W ostatnich tygodniach informacje dotyczące Ancelottiego w kontekście wyjazdu do Brazylii zmieniały się nawet kilka razy w tygodniu. Jedzie, nie jedzie i tak w kółko. Nawet Fabrizio Romano miał już chyba dosyć tweetów o włoskim szkoleniowcu.
Władze brazylijskiego związku poszły na całość i zatrudniły Fernando Diniza, który otrzymał od federacji najbardziej nielubiany przez trenerów przymiotnik, czyli “tymczasowy”. Po odejściu Tite po mundialu w Katarze wszyscy czekali na Ancelottiego. Wielkim admiratorem tej kandydatury był prezes brazylijskiej federacji Ednaldo Rodrigues, który nawet ogłosił, że Włoch rozpocznie pracę w czerwcu podczas Copa America, kiedy nie miał z nim jeszcze żadnego porozumienia.
Tymczasem Canarinhos pod wodzą Diniza, łączącego funkcję selekcjonera ze stanowiskiem trenera Fluminense, mierzyli się z ogromnym kryzysem. Drużyna słabo rozpoczęła eliminacje do mistrzostw świata 2026, w których aktualnie zajmuje szóste miejsce na dziesięć drużyn. Do tego po raz pierwszy w historii przegrała w mundialowych kwalifikacjach mecz na własnym stadionie. Na domiar złego historycznej porażki doznali z aktualnym mistrzem świata i odwiecznym rywalem, Argentyną, co dodatkowo pogorszyło atmosferę wokół reprezentacji z Kraju Kawy.

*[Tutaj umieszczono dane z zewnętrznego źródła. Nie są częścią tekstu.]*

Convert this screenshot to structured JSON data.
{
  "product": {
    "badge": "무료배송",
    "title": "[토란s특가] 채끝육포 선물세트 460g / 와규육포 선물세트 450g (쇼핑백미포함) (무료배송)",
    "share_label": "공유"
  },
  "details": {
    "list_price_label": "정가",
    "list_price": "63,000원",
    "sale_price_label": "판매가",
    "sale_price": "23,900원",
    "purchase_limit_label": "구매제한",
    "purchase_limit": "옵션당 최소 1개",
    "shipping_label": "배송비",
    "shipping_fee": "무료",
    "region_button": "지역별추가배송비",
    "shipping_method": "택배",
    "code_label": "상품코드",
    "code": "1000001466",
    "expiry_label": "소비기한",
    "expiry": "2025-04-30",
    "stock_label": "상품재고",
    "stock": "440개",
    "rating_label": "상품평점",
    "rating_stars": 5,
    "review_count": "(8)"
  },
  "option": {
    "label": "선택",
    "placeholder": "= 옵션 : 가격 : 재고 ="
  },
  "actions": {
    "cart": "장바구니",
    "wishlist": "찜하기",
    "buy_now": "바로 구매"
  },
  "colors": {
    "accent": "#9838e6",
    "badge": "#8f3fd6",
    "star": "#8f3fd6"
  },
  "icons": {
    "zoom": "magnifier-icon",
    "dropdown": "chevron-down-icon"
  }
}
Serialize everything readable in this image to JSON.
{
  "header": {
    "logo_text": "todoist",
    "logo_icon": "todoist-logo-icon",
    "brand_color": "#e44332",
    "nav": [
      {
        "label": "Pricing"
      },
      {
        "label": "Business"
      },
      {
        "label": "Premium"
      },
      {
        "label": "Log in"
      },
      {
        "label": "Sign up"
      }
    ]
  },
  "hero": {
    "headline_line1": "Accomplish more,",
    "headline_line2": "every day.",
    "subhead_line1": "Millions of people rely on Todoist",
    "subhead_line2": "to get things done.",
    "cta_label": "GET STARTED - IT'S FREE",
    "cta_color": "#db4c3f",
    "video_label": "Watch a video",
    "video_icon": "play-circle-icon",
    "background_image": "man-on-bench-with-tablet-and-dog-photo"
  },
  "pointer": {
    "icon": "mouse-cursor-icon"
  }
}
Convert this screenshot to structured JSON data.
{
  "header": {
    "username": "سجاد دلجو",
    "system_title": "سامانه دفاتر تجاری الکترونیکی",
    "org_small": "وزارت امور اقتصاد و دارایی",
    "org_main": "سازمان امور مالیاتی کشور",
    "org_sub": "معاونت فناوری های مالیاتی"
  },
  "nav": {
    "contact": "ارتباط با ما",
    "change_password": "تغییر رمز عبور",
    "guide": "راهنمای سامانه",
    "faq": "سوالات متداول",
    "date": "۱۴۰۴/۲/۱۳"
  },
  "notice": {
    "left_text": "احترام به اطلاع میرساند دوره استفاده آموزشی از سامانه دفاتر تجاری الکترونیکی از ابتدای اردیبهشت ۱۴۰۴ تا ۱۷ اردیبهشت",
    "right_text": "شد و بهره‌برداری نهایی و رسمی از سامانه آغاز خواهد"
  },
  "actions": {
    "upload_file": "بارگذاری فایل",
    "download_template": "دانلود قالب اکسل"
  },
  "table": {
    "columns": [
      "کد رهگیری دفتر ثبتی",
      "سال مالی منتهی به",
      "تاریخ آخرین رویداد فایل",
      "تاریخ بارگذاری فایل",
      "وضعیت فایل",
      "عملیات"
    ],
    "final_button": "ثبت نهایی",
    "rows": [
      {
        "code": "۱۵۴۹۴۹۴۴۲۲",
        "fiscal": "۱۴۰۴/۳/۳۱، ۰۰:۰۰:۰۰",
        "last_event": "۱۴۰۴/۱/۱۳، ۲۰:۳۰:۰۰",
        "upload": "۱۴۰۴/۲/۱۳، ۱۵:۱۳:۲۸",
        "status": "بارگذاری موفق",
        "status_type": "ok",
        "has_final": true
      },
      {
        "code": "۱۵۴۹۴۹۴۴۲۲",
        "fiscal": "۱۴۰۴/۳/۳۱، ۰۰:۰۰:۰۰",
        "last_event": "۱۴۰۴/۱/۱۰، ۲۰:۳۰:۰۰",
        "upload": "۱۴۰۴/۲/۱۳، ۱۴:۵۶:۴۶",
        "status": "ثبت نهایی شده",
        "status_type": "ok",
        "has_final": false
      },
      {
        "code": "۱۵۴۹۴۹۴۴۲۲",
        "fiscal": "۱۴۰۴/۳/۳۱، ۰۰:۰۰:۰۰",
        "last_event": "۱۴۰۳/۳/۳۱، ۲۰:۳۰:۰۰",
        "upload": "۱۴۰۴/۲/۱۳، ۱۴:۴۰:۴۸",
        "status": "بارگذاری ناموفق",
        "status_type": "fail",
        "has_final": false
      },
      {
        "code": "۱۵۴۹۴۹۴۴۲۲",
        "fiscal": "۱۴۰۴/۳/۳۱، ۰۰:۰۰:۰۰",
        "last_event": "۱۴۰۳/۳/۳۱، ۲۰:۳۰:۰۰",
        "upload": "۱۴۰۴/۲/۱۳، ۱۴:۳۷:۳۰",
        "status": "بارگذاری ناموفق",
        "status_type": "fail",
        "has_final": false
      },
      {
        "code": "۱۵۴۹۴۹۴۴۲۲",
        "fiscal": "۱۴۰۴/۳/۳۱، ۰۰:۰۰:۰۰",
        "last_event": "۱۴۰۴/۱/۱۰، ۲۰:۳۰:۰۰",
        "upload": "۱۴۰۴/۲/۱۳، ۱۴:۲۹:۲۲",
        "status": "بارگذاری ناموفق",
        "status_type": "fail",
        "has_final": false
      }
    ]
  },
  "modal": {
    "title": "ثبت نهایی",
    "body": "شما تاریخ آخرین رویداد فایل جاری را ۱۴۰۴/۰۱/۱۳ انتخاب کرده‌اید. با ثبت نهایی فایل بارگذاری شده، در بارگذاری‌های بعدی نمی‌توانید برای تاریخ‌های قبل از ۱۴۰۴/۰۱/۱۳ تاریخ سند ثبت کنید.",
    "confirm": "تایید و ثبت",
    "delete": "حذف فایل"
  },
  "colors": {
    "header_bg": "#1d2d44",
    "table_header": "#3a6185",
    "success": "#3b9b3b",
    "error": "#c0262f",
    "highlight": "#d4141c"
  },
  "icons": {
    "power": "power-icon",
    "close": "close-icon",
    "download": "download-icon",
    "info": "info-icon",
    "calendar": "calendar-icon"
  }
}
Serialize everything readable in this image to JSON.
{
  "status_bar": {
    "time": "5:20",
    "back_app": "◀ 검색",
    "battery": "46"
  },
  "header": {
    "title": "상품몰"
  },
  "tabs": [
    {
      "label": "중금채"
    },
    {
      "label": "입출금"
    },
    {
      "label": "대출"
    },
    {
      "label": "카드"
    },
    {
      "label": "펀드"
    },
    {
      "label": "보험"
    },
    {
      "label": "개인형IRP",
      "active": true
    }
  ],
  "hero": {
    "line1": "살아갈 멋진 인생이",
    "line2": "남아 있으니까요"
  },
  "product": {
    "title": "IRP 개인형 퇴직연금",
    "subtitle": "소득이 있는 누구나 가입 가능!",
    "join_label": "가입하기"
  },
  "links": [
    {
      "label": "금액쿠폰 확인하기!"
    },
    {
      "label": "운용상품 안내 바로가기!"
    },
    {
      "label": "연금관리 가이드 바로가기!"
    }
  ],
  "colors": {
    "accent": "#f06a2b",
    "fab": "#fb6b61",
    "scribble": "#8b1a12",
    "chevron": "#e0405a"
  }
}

Kiedy okazało się, że Ancelotti wypiął się na drużynę pięciokrotnych mistrzów świata, brazylijska federacja ostatecznie pożegnała się z Dinizem i zaczęła intensywne poszukiwania nowego trenera. Na giełdzie nazwisk przewijał się między innymi Jose Mourinho, któremu w czerwcu kończy się kontrakt z AS Roma. Jednak brazylijskie media podają, że aktualnym faworytem prezesa rodzimej federacji do objęcia stanowiska selekcjonera Canarinhos jest Dorival Junior.
Um dia depois de ser reconduzido pelo STF à Presidência da CBF, Ednaldo Rodrigues demitiu o técnico da seleção brasileira, Fernando Diniz. O favorito para assumir o posto é Dorival Júnior.
➡ Assista ao #GloboNewsMais com @juliaduailibi: https://t.co/bFwcwLpLU9 #GloboNews pic.twitter.com/fpdx8hu989
— GloboNews (@GloboNews) January 5, 2024
Jak donosi Globo, Rodrigues chce kontraktu trenera Sao Paulo FC na stałe i bez możliwości łączenia funkcji selekcjonera z pracą w klubie, jak to było w przypadku Diniza. Umowa Dorivala Júniora jest ważna do 30 czerwca 2024 roku, dlatego federacji zależy na porozumieniu z klubem, dotyczącym wykupienia jego kontraktu.
61-latek prowadził wiele brazylijskich topowych klubów m. in. Palmeiras, Cruzeiro czy Flamengo. Wygrał z Flamengo Copa Libertadores w 2022 roku i trzy razy zdobył Puchar Brazylii z trzema różnymi drużynami. Z kolei wśród kandydatów do roli asystenta Dorivala Juniora wymienia się znanego w Europie Filipe Luisa Kasmirskiego, byłego obrońcę Atletico Madryt i Chelsea o polskich korzeniach.